Lá se vão 20 meses de um ano que insiste em não terminar. Fica a sensação de que o pior já passou, mas infelizmente ainda vemos altas taxas de internação e mortes por conta da doença. É difícil saber até quando estaremos vivendo o quadro de pandemia – ainda mais se considerarmos a proximidade das aglomerações de fim de ano e carnaval somando-se à natureza mutável do vírus –, mas com certeza tivemos tempo para refletir sobre como a COVID-19 nos afetou, individualmente e como sociedade.
O que eu gostaria de compartilhar com você são algumas percepções do meu ponto de vista profissional, como o design manager sentiu (e ainda sente) essa crise mundial. Longe de tentar esgotar o assunto, quero principalmente dividir os pontos que mais ressoaram para mim à medida em que eu engolia a pílula vermelha.

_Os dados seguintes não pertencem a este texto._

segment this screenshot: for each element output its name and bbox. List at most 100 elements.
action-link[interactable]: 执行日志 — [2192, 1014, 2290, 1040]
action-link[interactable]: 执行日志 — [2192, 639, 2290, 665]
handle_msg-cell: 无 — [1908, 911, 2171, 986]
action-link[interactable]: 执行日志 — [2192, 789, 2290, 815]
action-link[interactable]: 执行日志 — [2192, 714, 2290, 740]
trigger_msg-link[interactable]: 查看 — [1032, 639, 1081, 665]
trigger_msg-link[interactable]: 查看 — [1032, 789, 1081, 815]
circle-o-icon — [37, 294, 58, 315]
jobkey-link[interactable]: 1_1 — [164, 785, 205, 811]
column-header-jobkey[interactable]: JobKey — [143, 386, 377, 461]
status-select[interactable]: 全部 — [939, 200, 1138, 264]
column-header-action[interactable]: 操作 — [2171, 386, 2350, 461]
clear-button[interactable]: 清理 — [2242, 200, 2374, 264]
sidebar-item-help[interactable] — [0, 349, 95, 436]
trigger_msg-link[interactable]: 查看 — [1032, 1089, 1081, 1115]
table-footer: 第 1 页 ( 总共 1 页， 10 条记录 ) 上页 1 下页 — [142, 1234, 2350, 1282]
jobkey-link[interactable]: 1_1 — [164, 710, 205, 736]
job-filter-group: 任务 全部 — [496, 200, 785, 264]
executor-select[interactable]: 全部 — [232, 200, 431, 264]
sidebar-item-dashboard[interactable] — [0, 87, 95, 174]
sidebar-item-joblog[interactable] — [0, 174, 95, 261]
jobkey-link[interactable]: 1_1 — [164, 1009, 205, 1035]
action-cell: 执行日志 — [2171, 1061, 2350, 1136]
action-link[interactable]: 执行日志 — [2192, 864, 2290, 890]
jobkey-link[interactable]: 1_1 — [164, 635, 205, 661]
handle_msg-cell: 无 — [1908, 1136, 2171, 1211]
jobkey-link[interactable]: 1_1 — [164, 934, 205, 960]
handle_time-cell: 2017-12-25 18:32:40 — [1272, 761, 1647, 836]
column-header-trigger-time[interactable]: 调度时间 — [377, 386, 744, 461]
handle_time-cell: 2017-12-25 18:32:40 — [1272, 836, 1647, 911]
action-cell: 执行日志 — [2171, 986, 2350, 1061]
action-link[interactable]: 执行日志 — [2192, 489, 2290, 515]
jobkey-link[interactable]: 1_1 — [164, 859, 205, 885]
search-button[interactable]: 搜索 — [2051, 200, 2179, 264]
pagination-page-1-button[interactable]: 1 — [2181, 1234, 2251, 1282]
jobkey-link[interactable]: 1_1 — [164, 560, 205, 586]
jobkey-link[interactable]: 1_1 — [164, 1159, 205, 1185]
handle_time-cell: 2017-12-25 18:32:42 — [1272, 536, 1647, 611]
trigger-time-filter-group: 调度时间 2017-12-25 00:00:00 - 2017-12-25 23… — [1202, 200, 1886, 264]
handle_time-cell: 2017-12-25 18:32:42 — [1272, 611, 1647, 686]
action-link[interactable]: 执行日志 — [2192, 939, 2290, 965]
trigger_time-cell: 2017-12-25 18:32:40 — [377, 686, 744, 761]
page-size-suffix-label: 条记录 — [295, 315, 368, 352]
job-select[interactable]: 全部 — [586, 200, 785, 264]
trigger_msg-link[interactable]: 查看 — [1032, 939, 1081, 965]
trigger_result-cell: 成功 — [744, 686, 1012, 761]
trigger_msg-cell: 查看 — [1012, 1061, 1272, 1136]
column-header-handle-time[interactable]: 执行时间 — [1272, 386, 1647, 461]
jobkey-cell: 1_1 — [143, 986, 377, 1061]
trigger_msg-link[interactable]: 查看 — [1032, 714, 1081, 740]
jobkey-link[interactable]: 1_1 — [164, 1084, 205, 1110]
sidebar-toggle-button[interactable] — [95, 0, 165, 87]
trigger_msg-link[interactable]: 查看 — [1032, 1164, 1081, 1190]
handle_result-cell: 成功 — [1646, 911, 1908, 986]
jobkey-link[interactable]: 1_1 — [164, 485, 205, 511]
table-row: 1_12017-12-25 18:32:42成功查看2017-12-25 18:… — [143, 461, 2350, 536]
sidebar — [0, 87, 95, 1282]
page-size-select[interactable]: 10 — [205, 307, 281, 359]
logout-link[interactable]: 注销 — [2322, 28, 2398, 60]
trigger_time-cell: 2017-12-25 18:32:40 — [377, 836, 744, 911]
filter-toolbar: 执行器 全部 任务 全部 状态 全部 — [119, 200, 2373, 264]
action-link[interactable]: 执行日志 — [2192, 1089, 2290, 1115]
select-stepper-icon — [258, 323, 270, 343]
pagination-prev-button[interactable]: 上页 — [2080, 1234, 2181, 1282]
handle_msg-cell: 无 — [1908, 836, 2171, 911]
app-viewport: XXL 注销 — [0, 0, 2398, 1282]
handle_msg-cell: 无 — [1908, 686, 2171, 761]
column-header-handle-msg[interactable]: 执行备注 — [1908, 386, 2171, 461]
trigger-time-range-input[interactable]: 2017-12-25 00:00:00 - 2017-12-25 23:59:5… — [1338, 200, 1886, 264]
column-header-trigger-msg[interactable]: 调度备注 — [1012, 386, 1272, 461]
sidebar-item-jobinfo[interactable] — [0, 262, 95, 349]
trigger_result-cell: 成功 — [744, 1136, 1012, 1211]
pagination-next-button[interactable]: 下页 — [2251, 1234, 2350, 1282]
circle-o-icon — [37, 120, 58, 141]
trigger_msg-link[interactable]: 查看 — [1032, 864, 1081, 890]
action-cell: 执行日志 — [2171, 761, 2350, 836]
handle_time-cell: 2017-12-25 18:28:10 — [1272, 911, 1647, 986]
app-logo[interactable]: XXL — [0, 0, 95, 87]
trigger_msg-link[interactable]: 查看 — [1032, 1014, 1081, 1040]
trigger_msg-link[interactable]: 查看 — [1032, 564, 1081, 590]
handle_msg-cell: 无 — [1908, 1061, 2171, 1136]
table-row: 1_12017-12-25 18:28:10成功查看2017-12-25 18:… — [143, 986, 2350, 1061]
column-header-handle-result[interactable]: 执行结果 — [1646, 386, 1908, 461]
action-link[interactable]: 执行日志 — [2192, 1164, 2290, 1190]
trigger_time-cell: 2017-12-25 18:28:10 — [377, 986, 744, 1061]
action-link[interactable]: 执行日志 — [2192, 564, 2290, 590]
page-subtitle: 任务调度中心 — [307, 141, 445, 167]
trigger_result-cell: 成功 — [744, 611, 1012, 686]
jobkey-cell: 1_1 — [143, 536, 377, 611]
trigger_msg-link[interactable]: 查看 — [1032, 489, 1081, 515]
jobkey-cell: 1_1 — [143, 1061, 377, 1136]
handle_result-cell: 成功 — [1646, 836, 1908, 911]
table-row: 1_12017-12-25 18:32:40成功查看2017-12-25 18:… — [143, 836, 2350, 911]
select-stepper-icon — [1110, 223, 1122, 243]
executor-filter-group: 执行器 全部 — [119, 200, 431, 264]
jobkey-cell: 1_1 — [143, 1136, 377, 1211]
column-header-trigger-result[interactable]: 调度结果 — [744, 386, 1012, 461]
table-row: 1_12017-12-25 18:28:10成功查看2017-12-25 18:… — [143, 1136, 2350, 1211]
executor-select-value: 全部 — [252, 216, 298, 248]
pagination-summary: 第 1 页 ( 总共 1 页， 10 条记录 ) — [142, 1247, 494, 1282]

Se tornar gerente é colocar as pessoas à frente do trabalho que elas realizam. E isso é uma responsabilidade gigantesca. Os melhores resultados são obtidos quando a equipe está feliz, motivada e alinhada. Mas… o que fazer para alcançar isso em uma pandemia?
Para além do desafio de tentar construir esse ambiente equilibrado e de apoio, onde eu pudesse auxiliar as pessoas da melhor forma possível e amenizar essa situação singular, me vi colocando o máximo da minha atenção na equipe e esquecendo de cuidar da minha saúde mental no processo. E isso custou caro. Focar no trabalho e não olhar para dentro me fez atingir níveis altíssimos de ansiedade e stress, me fazendo visitar a emergência de um pronto-socorro com suspeitas de enfarto. Por sorte não foi nada muito grave, mas serviu como um grande alerta. Quando as máscaras de proteção caem automaticamente, é preciso colocar a sua primeiro para estar em condições de ajudar quem está ao seu redor.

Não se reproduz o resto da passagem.